You may have heard about the term “failover” in the context of MySQL replication. Maybe you wondered what it is as you are starting your adventure with databases. Maybe you know what it is but you are not sure about potential problems related to it and how they can be solved?
In this blog post we will try to give you an introduction to failover handling in MySQL & MariaDB.
We will discuss what the failover is, why it is unavoidable, what the difference is between failover and switchover. We will discuss the failover process in the most generic form. We will also touch a bit on different issues that you will have to deal with in relation to the failover process.
What Does “failover” Mean?
MySQL replication is a collective of nodes, each of them may serve one role at a time. It can become a master or a replica. There is only one master node at a given time. This node receives write traffic and it replicates writes to its replicas.
As you can imagine, being a single point of entry for data into the replication cluster, the master node is quite important. What would happen had it failed and become unavailable?
This is quite a serious condition for a replication cluster. It cannot accept any writes at a given moment. As you may expect, one of the replicas will have to take over the master’s tasks and start accepting writes. The rest of the replication topology may also have to change – remaining replicas should change their master from the old, failed node to the newly chosen one. This process of “promoting” a replica to become a master after the old master has failed is called “failover”.
On the other hand, “switchover” happens when the user triggers the promotion of the replica. A new master is promoted from a replica pointed by the user and the old master, typically, becomes a replica to the new master.
The most important difference between “failover” and “switchover” is the state of the old master. When a failover is performed the old master is, in some way, not reachable. It may have crashed, it may have suffered a network partitioning. It cannot be used at a given moment and its state is, typically, unknown.

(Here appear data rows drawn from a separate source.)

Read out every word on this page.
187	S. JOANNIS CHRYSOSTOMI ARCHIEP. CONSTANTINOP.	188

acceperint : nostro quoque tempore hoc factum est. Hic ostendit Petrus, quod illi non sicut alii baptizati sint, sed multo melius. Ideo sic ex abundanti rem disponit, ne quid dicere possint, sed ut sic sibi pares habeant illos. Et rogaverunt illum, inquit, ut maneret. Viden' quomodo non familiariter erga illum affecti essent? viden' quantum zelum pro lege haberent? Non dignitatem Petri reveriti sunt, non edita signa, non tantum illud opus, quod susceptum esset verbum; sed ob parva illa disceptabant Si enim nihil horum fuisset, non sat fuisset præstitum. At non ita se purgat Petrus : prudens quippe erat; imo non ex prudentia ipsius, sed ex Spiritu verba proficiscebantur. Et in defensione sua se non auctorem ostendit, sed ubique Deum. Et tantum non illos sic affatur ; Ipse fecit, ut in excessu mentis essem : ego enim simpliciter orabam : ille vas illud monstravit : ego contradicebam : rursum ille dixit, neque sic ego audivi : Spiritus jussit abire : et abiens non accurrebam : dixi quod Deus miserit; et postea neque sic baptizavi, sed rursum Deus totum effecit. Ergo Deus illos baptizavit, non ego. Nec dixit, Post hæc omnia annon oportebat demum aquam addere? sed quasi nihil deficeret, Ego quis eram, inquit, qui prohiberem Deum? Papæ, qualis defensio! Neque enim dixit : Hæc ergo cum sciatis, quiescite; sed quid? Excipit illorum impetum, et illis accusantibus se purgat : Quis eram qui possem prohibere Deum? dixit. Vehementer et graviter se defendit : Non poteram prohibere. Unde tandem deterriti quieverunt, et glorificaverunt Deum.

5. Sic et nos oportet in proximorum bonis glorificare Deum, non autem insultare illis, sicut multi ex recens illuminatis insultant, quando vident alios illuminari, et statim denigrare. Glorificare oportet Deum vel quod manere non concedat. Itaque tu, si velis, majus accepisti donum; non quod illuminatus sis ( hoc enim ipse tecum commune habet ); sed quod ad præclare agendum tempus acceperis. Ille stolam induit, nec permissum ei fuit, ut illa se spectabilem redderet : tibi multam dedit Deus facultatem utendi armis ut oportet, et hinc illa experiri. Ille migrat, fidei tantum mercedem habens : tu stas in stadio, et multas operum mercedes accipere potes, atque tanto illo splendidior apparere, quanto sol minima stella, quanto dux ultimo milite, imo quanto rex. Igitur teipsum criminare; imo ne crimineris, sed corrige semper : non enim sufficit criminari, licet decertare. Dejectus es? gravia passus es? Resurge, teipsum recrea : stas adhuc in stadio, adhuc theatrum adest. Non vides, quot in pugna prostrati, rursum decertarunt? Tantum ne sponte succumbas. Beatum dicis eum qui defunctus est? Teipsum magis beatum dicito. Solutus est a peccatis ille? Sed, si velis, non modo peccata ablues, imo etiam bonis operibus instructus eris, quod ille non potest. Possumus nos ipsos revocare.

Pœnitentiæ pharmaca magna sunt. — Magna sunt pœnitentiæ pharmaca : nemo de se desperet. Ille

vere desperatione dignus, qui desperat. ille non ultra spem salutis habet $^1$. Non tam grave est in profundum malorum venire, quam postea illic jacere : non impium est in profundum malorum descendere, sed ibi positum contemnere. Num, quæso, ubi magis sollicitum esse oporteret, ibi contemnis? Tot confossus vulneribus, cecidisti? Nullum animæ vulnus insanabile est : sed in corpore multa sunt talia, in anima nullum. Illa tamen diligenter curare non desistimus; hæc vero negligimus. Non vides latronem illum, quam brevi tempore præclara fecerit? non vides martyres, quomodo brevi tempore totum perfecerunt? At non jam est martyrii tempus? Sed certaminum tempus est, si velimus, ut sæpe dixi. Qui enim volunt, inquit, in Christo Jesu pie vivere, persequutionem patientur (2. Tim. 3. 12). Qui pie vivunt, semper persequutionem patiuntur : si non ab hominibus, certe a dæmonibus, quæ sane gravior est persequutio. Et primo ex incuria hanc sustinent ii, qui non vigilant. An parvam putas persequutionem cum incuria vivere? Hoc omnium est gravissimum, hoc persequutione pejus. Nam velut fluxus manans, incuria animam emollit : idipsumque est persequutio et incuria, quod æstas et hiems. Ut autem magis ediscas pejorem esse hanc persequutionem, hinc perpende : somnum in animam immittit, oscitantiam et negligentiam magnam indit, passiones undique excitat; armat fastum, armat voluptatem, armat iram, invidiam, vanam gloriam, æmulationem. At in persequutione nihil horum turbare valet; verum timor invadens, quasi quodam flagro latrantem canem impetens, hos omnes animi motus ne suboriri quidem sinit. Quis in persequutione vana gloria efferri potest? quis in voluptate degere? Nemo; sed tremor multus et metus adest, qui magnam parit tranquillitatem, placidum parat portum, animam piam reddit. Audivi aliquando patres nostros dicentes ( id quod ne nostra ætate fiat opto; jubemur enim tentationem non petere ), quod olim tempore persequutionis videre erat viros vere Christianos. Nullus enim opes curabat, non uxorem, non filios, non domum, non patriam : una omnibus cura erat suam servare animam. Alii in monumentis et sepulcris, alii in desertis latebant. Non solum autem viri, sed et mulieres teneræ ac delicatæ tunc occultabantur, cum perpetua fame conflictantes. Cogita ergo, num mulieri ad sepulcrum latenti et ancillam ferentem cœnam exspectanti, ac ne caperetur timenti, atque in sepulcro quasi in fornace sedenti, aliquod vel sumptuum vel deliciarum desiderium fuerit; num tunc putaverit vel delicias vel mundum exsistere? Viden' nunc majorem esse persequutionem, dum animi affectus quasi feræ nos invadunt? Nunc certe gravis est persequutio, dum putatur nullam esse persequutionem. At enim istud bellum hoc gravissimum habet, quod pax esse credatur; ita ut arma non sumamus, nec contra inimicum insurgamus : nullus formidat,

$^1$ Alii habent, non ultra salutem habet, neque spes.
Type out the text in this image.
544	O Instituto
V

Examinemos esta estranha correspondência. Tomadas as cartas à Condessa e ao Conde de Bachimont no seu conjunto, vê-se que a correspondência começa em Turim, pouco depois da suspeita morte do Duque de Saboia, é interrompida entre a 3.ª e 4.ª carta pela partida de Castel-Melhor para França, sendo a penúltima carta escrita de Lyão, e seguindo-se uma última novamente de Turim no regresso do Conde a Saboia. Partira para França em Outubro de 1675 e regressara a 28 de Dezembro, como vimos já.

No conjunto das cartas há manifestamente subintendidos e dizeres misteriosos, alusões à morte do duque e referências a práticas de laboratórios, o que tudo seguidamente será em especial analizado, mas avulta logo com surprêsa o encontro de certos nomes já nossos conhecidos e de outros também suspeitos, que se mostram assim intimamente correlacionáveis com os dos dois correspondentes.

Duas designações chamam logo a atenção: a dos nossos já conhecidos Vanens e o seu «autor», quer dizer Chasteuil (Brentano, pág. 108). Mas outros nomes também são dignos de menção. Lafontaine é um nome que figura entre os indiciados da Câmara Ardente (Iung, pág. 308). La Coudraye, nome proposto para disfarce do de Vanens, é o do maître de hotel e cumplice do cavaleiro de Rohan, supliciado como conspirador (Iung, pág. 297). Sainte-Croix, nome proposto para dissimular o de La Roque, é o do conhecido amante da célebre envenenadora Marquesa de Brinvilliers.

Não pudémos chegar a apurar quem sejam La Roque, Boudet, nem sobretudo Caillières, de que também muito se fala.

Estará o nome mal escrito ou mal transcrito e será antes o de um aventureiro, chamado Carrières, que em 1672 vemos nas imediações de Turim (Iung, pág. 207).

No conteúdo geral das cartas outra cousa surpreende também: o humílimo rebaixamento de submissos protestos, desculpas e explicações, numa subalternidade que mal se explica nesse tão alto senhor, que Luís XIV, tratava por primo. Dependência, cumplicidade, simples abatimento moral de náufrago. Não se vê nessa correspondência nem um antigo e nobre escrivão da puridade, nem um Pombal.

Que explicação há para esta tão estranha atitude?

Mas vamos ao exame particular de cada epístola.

On the other hand, when a switchover is performed, the old master is alive and well. This has serious consequences. If a master is unreachable, it may mean that some of the data has not yet been sent to the slaves (unless semi-synchronous replication was used). Some of the data may have been corrupted or sent partially.
There are mechanisms in place to avoid propagating such corruptions on slaves but the point is that some of the data may be lost in process. On the other hand, while performing a switchover, the old master is available and data consistency is maintained.
Let’s spend some time discussing how exactly the failover process looks like.
Master Crash is Detected
For starters, a master has to crash before the failover will be performed. Once it is not available, a failover is triggered. So far, it seems simple but the truth is, we are already on slippery ground.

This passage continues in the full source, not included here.